Hacker News new | ask | show | jobs
by 3am 5470 days ago
I wouldn't advertise you don't have a QA team.
2 comments

I agree, and I disagree with their rationale. IMHO, just because every line of code is covered by a unit test doesn't imply that the product is adequately tested. Errors can occur at more systemic levels via integration of well tested components. Furthermore, developers have blind spots and hidden biases and can't fully compensate for the lack of an aggressive QA person who is trying to break your code.

On the other hand, they're clearly doing something right, so far.

I agree with you so much that I wrote a substantially identical response to a sibling comment, with the exception being that I neglected to congratulate them on their success. Clearly what they are doing is working for them right now. I have spent years testing payment systems, and it isn't easy. They must have an exceptional group of developers.

I wish them continued success, but I encourage them to start looking for a rockstar QA/release engineer.

They didn't say that they ONLY write unit tests. They possess an automated test suite that covers multiple levels of application integration and acceptance checking, in which "unit" is only the first line of defense.
Why shouldn't they? With TDD and pairing, I'd say that their developers are the QA team.
Well.. I disagree, but I wouldn't have downvoted you because it's a fair point.

It's a bad idea for developers to QA their own code for a number of reasons. 1) Developers have cognitive blinders, like everyone else.

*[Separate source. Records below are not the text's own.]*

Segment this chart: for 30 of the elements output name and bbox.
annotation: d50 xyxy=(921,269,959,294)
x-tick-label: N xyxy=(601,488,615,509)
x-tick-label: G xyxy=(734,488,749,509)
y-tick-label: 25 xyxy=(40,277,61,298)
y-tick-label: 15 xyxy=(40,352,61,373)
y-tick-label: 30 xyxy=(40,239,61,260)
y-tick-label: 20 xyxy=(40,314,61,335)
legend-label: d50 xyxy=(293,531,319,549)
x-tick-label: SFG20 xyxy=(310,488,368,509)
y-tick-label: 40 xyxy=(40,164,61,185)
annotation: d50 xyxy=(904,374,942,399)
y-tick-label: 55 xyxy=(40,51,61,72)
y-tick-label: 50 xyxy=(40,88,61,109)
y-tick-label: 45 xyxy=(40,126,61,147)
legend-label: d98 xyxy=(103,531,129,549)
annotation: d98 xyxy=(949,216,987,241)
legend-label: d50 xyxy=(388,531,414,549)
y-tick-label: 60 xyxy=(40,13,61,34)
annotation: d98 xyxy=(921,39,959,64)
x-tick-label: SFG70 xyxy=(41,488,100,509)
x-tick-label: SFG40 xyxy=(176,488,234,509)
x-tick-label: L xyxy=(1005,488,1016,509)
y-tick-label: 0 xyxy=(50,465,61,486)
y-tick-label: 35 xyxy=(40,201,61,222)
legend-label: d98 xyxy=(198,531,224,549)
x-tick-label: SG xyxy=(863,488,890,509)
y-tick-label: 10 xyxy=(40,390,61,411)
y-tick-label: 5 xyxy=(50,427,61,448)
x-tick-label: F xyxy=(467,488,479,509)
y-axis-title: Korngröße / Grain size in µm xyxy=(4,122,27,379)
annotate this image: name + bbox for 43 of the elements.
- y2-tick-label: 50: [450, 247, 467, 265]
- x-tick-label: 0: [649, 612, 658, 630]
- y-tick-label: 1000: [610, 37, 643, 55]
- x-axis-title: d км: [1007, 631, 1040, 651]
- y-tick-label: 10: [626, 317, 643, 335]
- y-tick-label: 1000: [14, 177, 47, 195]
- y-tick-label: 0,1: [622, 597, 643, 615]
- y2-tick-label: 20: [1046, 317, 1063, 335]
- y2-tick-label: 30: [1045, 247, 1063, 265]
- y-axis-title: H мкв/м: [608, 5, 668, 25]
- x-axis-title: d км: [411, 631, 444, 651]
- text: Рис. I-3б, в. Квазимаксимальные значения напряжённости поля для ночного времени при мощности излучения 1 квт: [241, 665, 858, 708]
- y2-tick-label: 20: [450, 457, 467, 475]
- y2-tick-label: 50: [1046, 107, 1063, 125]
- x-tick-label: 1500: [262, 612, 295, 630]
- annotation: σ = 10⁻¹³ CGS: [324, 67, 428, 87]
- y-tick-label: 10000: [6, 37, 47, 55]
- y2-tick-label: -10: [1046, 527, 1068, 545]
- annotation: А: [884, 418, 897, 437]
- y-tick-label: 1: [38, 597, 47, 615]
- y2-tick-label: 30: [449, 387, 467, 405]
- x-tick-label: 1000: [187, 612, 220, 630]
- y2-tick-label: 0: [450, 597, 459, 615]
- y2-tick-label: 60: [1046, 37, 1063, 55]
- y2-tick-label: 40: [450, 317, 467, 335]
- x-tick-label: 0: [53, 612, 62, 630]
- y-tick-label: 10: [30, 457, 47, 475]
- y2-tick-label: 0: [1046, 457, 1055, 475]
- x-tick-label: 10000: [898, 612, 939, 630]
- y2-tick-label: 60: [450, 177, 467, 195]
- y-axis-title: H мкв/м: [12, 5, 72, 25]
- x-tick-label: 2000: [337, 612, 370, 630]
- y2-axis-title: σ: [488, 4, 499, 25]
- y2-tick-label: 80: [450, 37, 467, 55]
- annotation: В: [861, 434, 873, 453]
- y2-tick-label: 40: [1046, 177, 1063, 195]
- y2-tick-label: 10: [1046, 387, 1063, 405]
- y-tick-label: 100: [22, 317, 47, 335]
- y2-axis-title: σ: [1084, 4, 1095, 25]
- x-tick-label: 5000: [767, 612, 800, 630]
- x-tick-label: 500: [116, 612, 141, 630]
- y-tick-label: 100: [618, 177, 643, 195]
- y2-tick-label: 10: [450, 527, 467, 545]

They might not test for something that they is unlikely 2) Some errors can be impractical to catch outside of top level integration testing (getting into unexpected states in state machines or race conditions) 3) There is a conflict of interest between deadlines and meeting requirements.

I have seen companies reach 100+ developers using this approach, conclude it's unsustainable, and be forced to make exceptional efforts to build a QA team. I believe reason 3 is the biggest risk.

Eek. I believe in TDD, but a QA team adds a whole other layer of checks, that you cannot automate. Especially, when developing any kind of UI, there is no substitute for a grumpy QA with a detailed test plan.
Developers by definition are not QA. And TDD and paring is very poor substitution for the proper QA.